How Sentiment Feeds Opportunity Score
Sentiment is one input into the Opportunity Score (0–100) that rates how worth engaging with a post is:
| Sentiment | Points Added to Opportunity Score |
|---|
| Positive | +10 points |
| Neutral | +5 points |
| Negative | 0 points |
Other factors (upvotes, comment count) also contribute to the opportunity score.
Sentiment Aggregates
When sentiment is shown at the keyword or organization level, it is calculated as:
positiveMentions / totalMentions × 100 = positive sentiment %
This percentage is what appears in the Keywords table’s Sentiment column and the Dashboard’s Brand Sentiment card.
Limitations
- The engine relies on a fixed vocabulary of signal words.
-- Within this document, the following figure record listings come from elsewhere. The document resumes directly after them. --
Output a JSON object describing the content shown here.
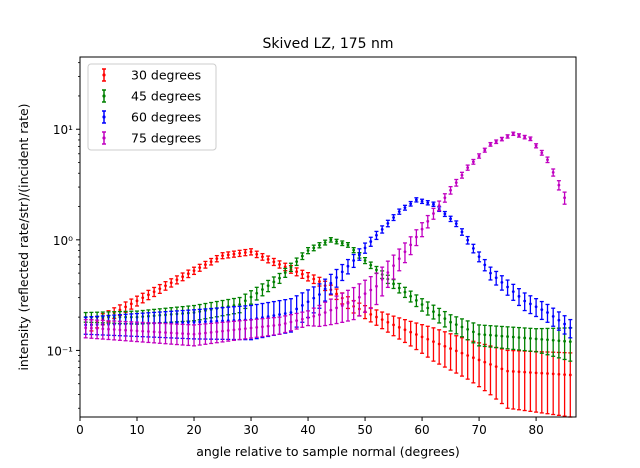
{
  "chart_data": {
    "type": "scatter",
    "title": "Skived LZ, 175 nm",
    "xlabel": "angle relative to sample normal (degrees)",
    "ylabel": "intensity (reflected rate/str)/(incident rate)",
    "xlim": [
      0,
      87
    ],
    "ylim": [
      0.025,
      45
    ],
    "yscale": "log",
    "x_ticks": [
      0,
      10,
      20,
      30,
      40,
      50,
      60,
      70,
      80
    ],
    "y_ticks": [
      {
        "value": 0.1,
        "label": "10⁻¹"
      },
      {
        "value": 1,
        "label": "10⁰"
      },
      {
        "value": 10,
        "label": "10¹"
      }
    ],
    "grid": false,
    "legend_position": "top-left",
    "series": [
      {
        "name": "30 degrees",
        "color": "#ff0000",
        "points": [
          [
            2,
            0.17
          ],
          [
            25,
            0.72
          ],
          [
            30,
            0.78
          ],
          [
            35,
            0.6
          ],
          [
            42,
            0.42
          ],
          [
            48,
            0.25
          ],
          [
            55,
            0.17
          ],
          [
            62,
            0.12
          ],
          [
            68,
            0.09
          ],
          [
            75,
            0.065
          ],
          [
            86,
            0.06
          ]
        ],
        "errors": [
          [
            2,
            0.02
          ],
          [
            30,
            0.05
          ],
          [
            50,
            0.03
          ],
          [
            62,
            0.04
          ],
          [
            68,
            0.035
          ],
          [
            75,
            0.035
          ],
          [
            86,
            0.035
          ]
        ]
      },
      {
        "name": "45 degrees",
        "color": "#008000",
        "points": [
          [
            1,
            0.2
          ],
          [
            10,
            0.2
          ],
          [
            20,
            0.22
          ],
          [
            28,
            0.26
          ],
          [
            35,
            0.45
          ],
          [
            40,
            0.8
          ],
          [
            44,
            1.0
          ],
          [
            47,
            0.9
          ],
          [
            50,
            0.65
          ],
          [
            55,
            0.4
          ],
          [
            60,
            0.26
          ],
          [
            65,
            0.18
          ],
          [
            70,
            0.14
          ],
          [
            86,
            0.12
          ]
        ],
        "errors": [
          [
            1,
            0.02
          ],
          [
            40,
            0.05
          ],
          [
            50,
            0.04
          ],
          [
            65,
            0.03
          ],
          [
            80,
            0.03
          ],
          [
            86,
            0.04
          ]
        ]
      },
      {
        "name": "60 degrees",
        "color": "#0000ff",
        "points": [
          [
            1,
            0.17
          ],
          [
            20,
            0.18
          ],
          [
            30,
            0.19
          ],
          [
            37,
            0.22
          ],
          [
            42,
            0.32
          ],
          [
            48,
            0.65
          ],
          [
            52,
            1.1
          ],
          [
            56,
            1.8
          ],
          [
            59,
            2.3
          ],
          [
            62,
            2.1
          ],
          [
            66,
            1.4
          ],
          [
            72,
            0.5
          ],
          [
            78,
            0.28
          ],
          [
            82,
            0.22
          ],
          [
            86,
            0.16
          ]
        ],
        "errors": [
          [
            1,
            0.03
          ],
          [
            59,
            0.1
          ],
          [
            86,
            0.03
          ]
        ]
      },
      {
        "name": "75 degrees",
        "color": "#c000c0",
        "points": [
          [
            1,
            0.16
          ],
          [
            20,
            0.14
          ],
          [
            35,
            0.17
          ],
          [
            42,
            0.21
          ],
          [
            48,
            0.28
          ],
          [
            52,
            0.38
          ],
          [
            58,
            0.9
          ],
          [
            64,
            2.4
          ],
          [
            68,
            4.5
          ],
          [
            72,
            7.3
          ],
          [
            76,
            9.1
          ],
          [
            79,
            8.2
          ],
          [
            82,
            5.3
          ],
          [
            85,
            2.4
          ]
        ],
        "errors": [
          [
            1,
            0.03
          ],
          [
            40,
            0.03
          ],
          [
            76,
            0.3
          ]
        ]
      }
    ]
  }
}
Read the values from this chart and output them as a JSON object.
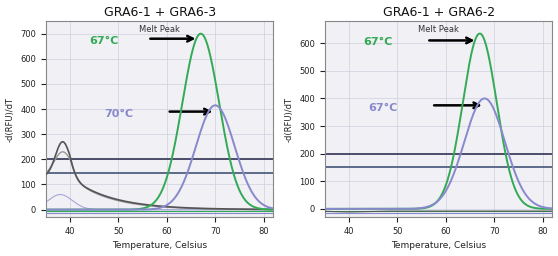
{
  "left_title": "GRA6-1 + GRA6-3",
  "right_title": "GRA6-1 + GRA6-2",
  "melt_peak_label": "Melt Peak",
  "xlabel": "Temperature, Celsius",
  "ylabel": "-d(RFU)/dT",
  "xlim": [
    35,
    82
  ],
  "left_ylim": [
    -30,
    750
  ],
  "right_ylim": [
    -30,
    680
  ],
  "left_yticks": [
    0,
    100,
    200,
    300,
    400,
    500,
    600,
    700
  ],
  "right_yticks": [
    0,
    100,
    200,
    300,
    400,
    500,
    600
  ],
  "left_hlines": [
    200,
    145
  ],
  "right_hlines": [
    200,
    150
  ],
  "left_ann1_text": "67°C",
  "left_ann2_text": "70°C",
  "right_ann1_text": "67°C",
  "right_ann2_text": "67°C",
  "green_color": "#33aa55",
  "blue_color": "#8888cc",
  "dark_gray": "#555555",
  "mid_gray": "#999999",
  "light_blue_line": "#7799bb",
  "hline_color1": "#333355",
  "hline_color2": "#445577",
  "bg_color": "#f0f0f5",
  "grid_color": "#d0d0e0",
  "border_color": "#888888"
}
Slang, sarcasm, and highly domain-specific language may be misclassified
- Very short posts with few words may default to Neutral due to a low
totalScore
- Sentiment is assigned at index time and is not automatically recalculated if the signal word lists are updated. A keyword reset and re-refresh is required to recompute sentiment for existing mentions.